Parvovirus, a nonenveloped single-stranded rodent virus discovered in 1975, represents the gold standard for removal/inactivation. Parvoviruses are among the smallest viruses known and withstand harsh pH, high temperature, and solvent treatment. Removal is typically achieved using nanofiltration. Several companies manufacture nanofiltration products suitable for parvovirus removal, including Millipore (Viresolve PRO) and Sartorius Stedim Biotech (Virosart CPV).

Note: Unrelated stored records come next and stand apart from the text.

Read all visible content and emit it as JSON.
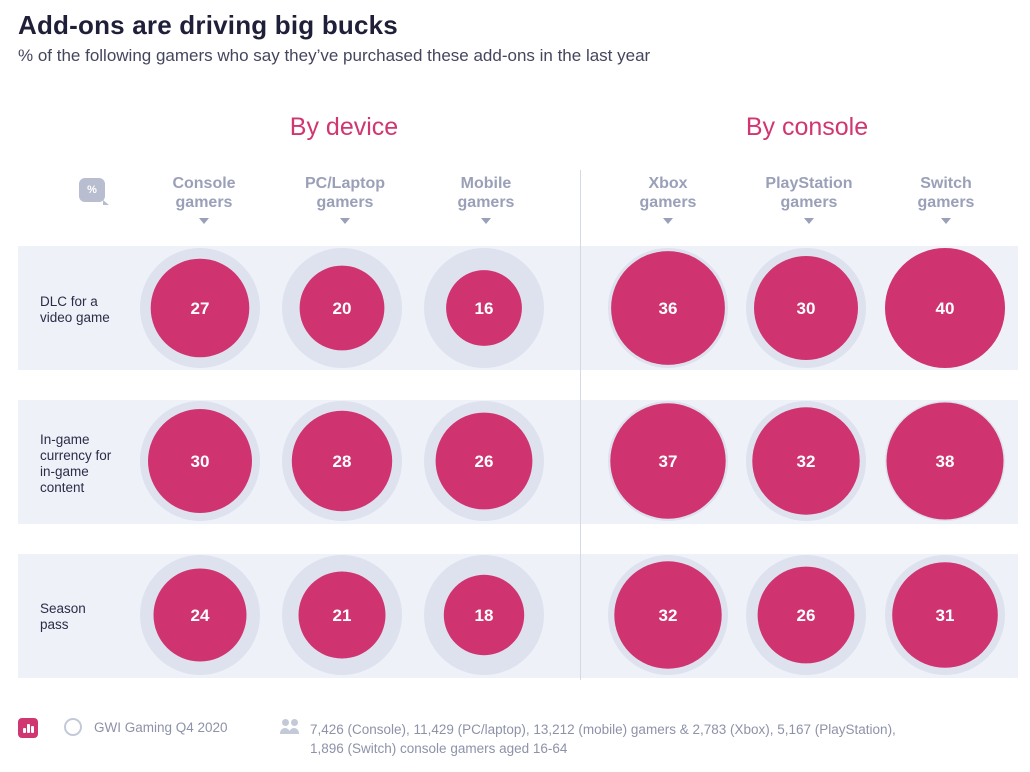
{
  "header": {
    "title": "Add-ons are driving big bucks",
    "subtitle": "% of the following gamers who say they’ve purchased these add-ons in the last year"
  },
  "groups": {
    "device": "By device",
    "console": "By console"
  },
  "pct_badge": "%",
  "columns": [
    {
      "line1": "Console",
      "line2": "gamers"
    },
    {
      "line1": "PC/Laptop",
      "line2": "gamers"
    },
    {
      "line1": "Mobile",
      "line2": "gamers"
    },
    {
      "line1": "Xbox",
      "line2": "gamers"
    },
    {
      "line1": "PlayStation",
      "line2": "gamers"
    },
    {
      "line1": "Switch",
      "line2": "gamers"
    }
  ],
  "rows": [
    {
      "lines": [
        "DLC for a",
        "video game"
      ]
    },
    {
      "lines": [
        "In-game",
        "currency for",
        "in-game",
        "content"
      ]
    },
    {
      "lines": [
        "Season",
        "pass"
      ]
    }
  ],
  "chart_data": {
    "type": "bubble-matrix",
    "title": "Add-ons are driving big bucks",
    "subtitle": "% of the following gamers who say they’ve purchased these add-ons in the last year",
    "categories": [
      "Console gamers",
      "PC/Laptop gamers",
      "Mobile gamers",
      "Xbox gamers",
      "PlayStation gamers",
      "Switch gamers"
    ],
    "column_groups": [
      {
        "name": "By device",
        "columns": [
          "Console gamers",
          "PC/Laptop gamers",
          "Mobile gamers"
        ]
      },
      {
        "name": "By console",
        "columns": [
          "Xbox gamers",
          "PlayStation gamers",
          "Switch gamers"
        ]
      }
    ],
    "series": [
      {
        "name": "DLC for a video game",
        "values": [
          27,
          20,
          16,
          36,
          30,
          40
        ]
      },
      {
        "name": "In-game currency for in-game content",
        "values": [
          30,
          28,
          26,
          37,
          32,
          38
        ]
      },
      {
        "name": "Season pass",
        "values": [
          24,
          21,
          18,
          32,
          26,
          31
        ]
      }
    ],
    "unit": "%",
    "colors": {
      "bubble": "#cf3470",
      "halo": "#dde2ee",
      "band": "#eef1f8",
      "label": "#ffffff"
    }
  },
  "footer": {
    "source": "GWI Gaming Q4 2020",
    "base_line1": "7,426 (Console), 11,429 (PC/laptop), 13,212 (mobile) gamers & 2,783 (Xbox), 5,167 (PlayStation),",
    "base_line2": "1,896 (Switch) console gamers aged 16-64"
  }
}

Despite the retrospective status quo with respect to virus safety, biomanufacturers have, in recent years, begun to shift toward a more risk-based approach to virus safety. To some degree this has reduced the regulatory burdens with respect to viral clearance. “In the past there wasn’t too much thought devoted to whether virus safety tests made sense or not,” says Dr. Bailey. “Now the authorities are much more open to discuss options if you can make a valid argument for replacing one test with another.”
New European guidelines for virus safety make it easier for manufacturers to reduce the number of virus-safety tests required for commencing human testing. “The basis for that new guideline was risk management,” Dr. Bailey observes. “The question was, does it make sense to conduct all these tests, and do they actually enhance product safety, when drugs are still at the developmental stage?”
Previously, EMEA required that companies about to enter Phase III submit clearance data on up to four viruses. This has been reduced to two viruses (typically murine leukemia virus and MVM) whose removal is orthogonal or complementary. “If you can remove those viruses, your process will also remove other model viruses that previously would have been mandated for testing,” Dr. Bailey says.
Harmonization of regulations between the U.S. FDA and Europe’s EMEA with respect to virus safety have also been a positive step, notes Franz Nothelfer, associate director of purification development at Boehringer Ingelheim.